Banks Emails Have Higher Level of Trust

Financial marketers continue to use email for the same reasons they keep using direct mail. It works. And it works better for financial institutions in many cases compared with other industries. Banks emails have a higher level of trust and familiarity from routine transactions.

“Email is one of the most effective forms of marketing we do,” says Chris Nichols, Chief Strategy Officer, CenterState Bank.

He says his bank institution plans to do more of it in the year ahead. Regarding trust, Nichols observes in a CenterState blog that banks and credit unions in general use more reputable email delivery applications and produce content of a higher quality than the average business email sender.

But those advantages only go so far. 14% of financial institutions’ emails are deleted before being read, according to a Return Path report on email deliverability. The firm refers to this metric as the “ignore rate,” one of five factors it says the big mailbox providers — Google, Microsoft and Yahoo — focus on.

While the banking’s ignore rate of 14% is ranks slightly better than the average for all industries (16%), the rate jumped by three points from 2018 to 2019. All industries saw an increase in emails ignored — by an average of four percentage points. The least ignored emails were those from manufacturing and distribution firms, many of which may have been B2B versus B2C email communications.

On the other hand, an impressive 38% of bank and credit union emails get read, far ahead of the average for all industries of 24%. Only manufacturing and distribution (60%) and insurance (43%) were significantly higher than banking. The high read rate is crucial because it affects deliverability, according to Return Path. Low read rates along with high ignore rates are seen by email providers as indicators of poor engagement.

“If your read rates are consistently low,” the email marketing company states, “mailbox providers will begin to view your email as unwanted and start delivering your messages to the spam folder.”

Email Complaint Rates Low, But Rising

Besides the “delete before reading” rate and the “read” rate, other metrics Return Path says are at more significant than the more commonly used “open” and “click-through” rates are: “messages marked as spam” and “complaint rate.” The latter refers to the rate at which subscribers report your messages as spam to their email provider.

Email providers recommend a complaint rate of no more than 0.2% of all emails sent by a business.

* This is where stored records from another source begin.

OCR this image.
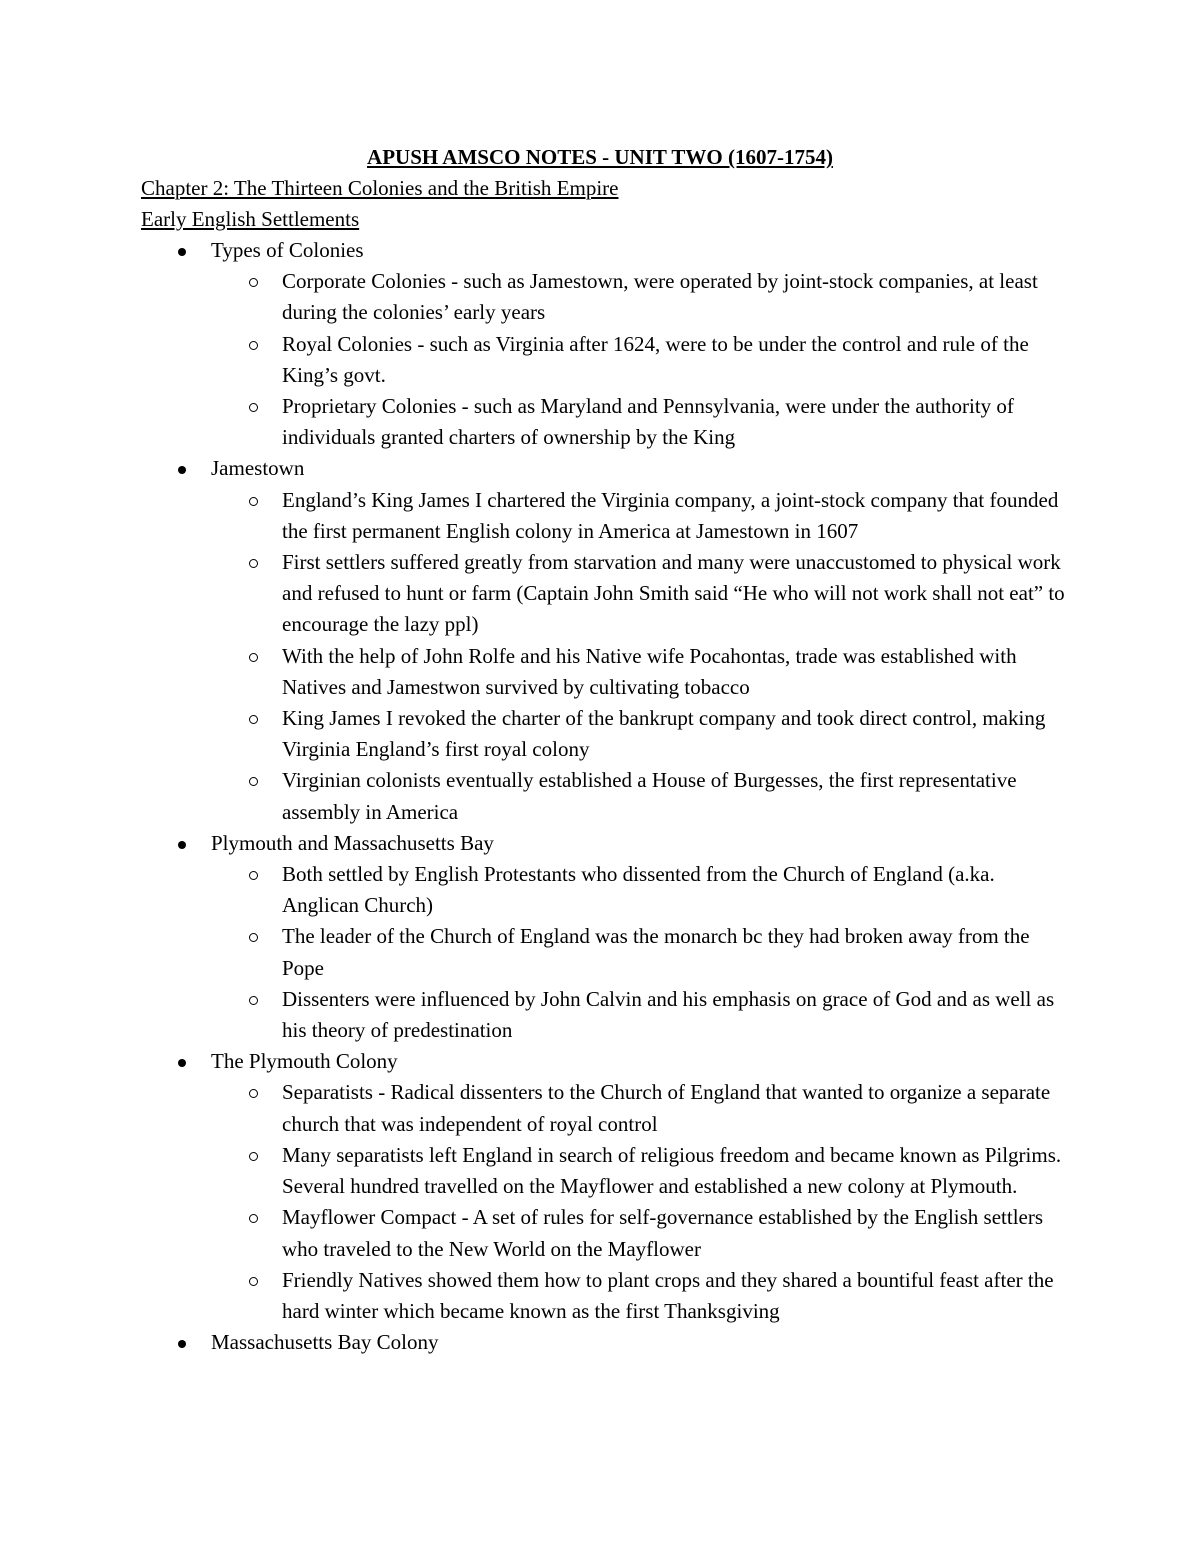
APUSH AMSCO NOTES - UNIT TWO (1607-1754)
Chapter 2: The Thirteen Colonies and the British Empire
Early English Settlements
Types of Colonies
Corporate Colonies - such as Jamestown, were operated by joint-stock companies, at least during the colonies’ early years
Royal Colonies - such as Virginia after 1624, were to be under the control and rule of the King’s govt.
Proprietary Colonies - such as Maryland and Pennsylvania, were under the authority of individuals granted charters of ownership by the King
Jamestown
England’s King James I chartered the Virginia company, a joint-stock company that founded the first permanent English colony in America at Jamestown in 1607
First settlers suffered greatly from starvation and many were unaccustomed to physical work and refused to hunt or farm (Captain John Smith said “He who will not work shall not eat” to encourage the lazy ppl)
With the help of John Rolfe and his Native wife Pocahontas, trade was established with Natives and Jamestwon survived by cultivating tobacco
King James I revoked the charter of the bankrupt company and took direct control, making Virginia England’s first royal colony
Virginian colonists eventually established a House of Burgesses, the first representative assembly in America
Plymouth and Massachusetts Bay
Both settled by English Protestants who dissented from the Church of England (a.ka. Anglican Church)
The leader of the Church of England was the monarch bc they had broken away from the Pope
Dissenters were influenced by John Calvin and his emphasis on grace of God and as well as his theory of predestination
The Plymouth Colony
Separatists - Radical dissenters to the Church of England that wanted to organize a separate church that was independent of royal control
Many separatists left England in search of religious freedom and became known as Pilgrims. Several hundred travelled on the Mayflower and established a new colony at Plymouth.
Mayflower Compact - A set of rules for self-governance established by the English settlers who traveled to the New World on the Mayflower
Friendly Natives showed them how to plant crops and they shared a bountiful feast after the hard winter which became known as the first Thanksgiving
Massachusetts Bay Colony
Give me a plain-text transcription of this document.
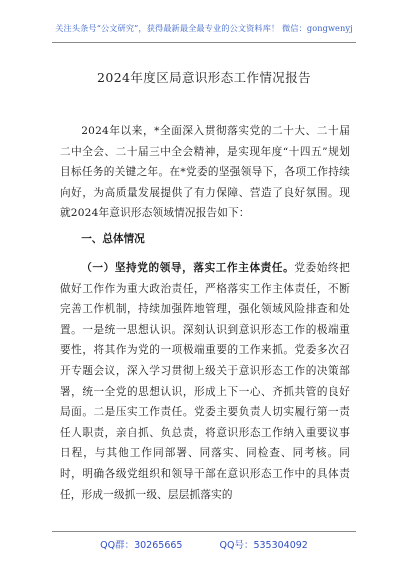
关注头条号“公文研究”，获得最新最全最专业的公文资料库！ 微信：gongwenyj
2024年度区局意识形态工作情况报告

2024年以来，*全面深入贯彻落实党的二十大、二十届二中全会、二十届三中全会精神，是实现年度“十四五”规划目标任务的关键之年。在*党委的坚强领导下，各项工作持续向好，为高质量发展提供了有力保障、营造了良好氛围。现就2024年意识形态领域情况报告如下：

一、总体情况

（一）坚持党的领导，落实工作主体责任。党委始终把做好工作作为重大政治责任，严格落实工作主体责任，不断完善工作机制，持续加强阵地管理，强化领域风险排查和处置。一是统一思想认识。深刻认识到意识形态工作的极端重要性，将其作为党的一项极端重要的工作来抓。党委多次召开专题会议，深入学习贯彻上级关于意识形态工作的决策部署，统一全党的思想认识，形成上下一心、齐抓共管的良好局面。二是压实工作责任。党委主要负责人切实履行第一责任人职责，亲自抓、负总责，将意识形态工作纳入重要议事日程，与其他工作同部署、同落实、同检查、同考核。同时，明确各级党组织和领导干部在意识形态工作中的具体责任，形成一级抓一级、层层抓落实的

QQ群：30265665	QQ号：535304092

The average overall complaint rate in 2018 for all industries was 0.39%, the Return Path research found.

For banks and credit unions, the complaint rate of 0.26%, came very close to the recommended level, but it was up significantly from 0.09% the previous year, even more than for senders overall. It’s an issue that should be closely tracked by financial marketers.

One way to avoid complaints is to avoid using purchased lists. “In today’s climate of data privacy, this is a risky practice and often yields low ROI,” states Jackie Mattia, Associate Director for Movable Ink, and lead strategist for the email marketing firm’s financial services clients.

Banks and credit unions should focus on emailing to consumers who have an existing relationship and who have chosen to provide their email addresses to the institution.

“They’re the most engaged,” says Mattia.

By contrast to email complaints, which are on the rise, the “Spam rate” — measuring the number of emails sent automatically to the spam or “junk” folder — dropped two percentage points for banks and credit unions, from 6% to 4%. That puts the industry well below the average spam rate of 9%, per Return Path data.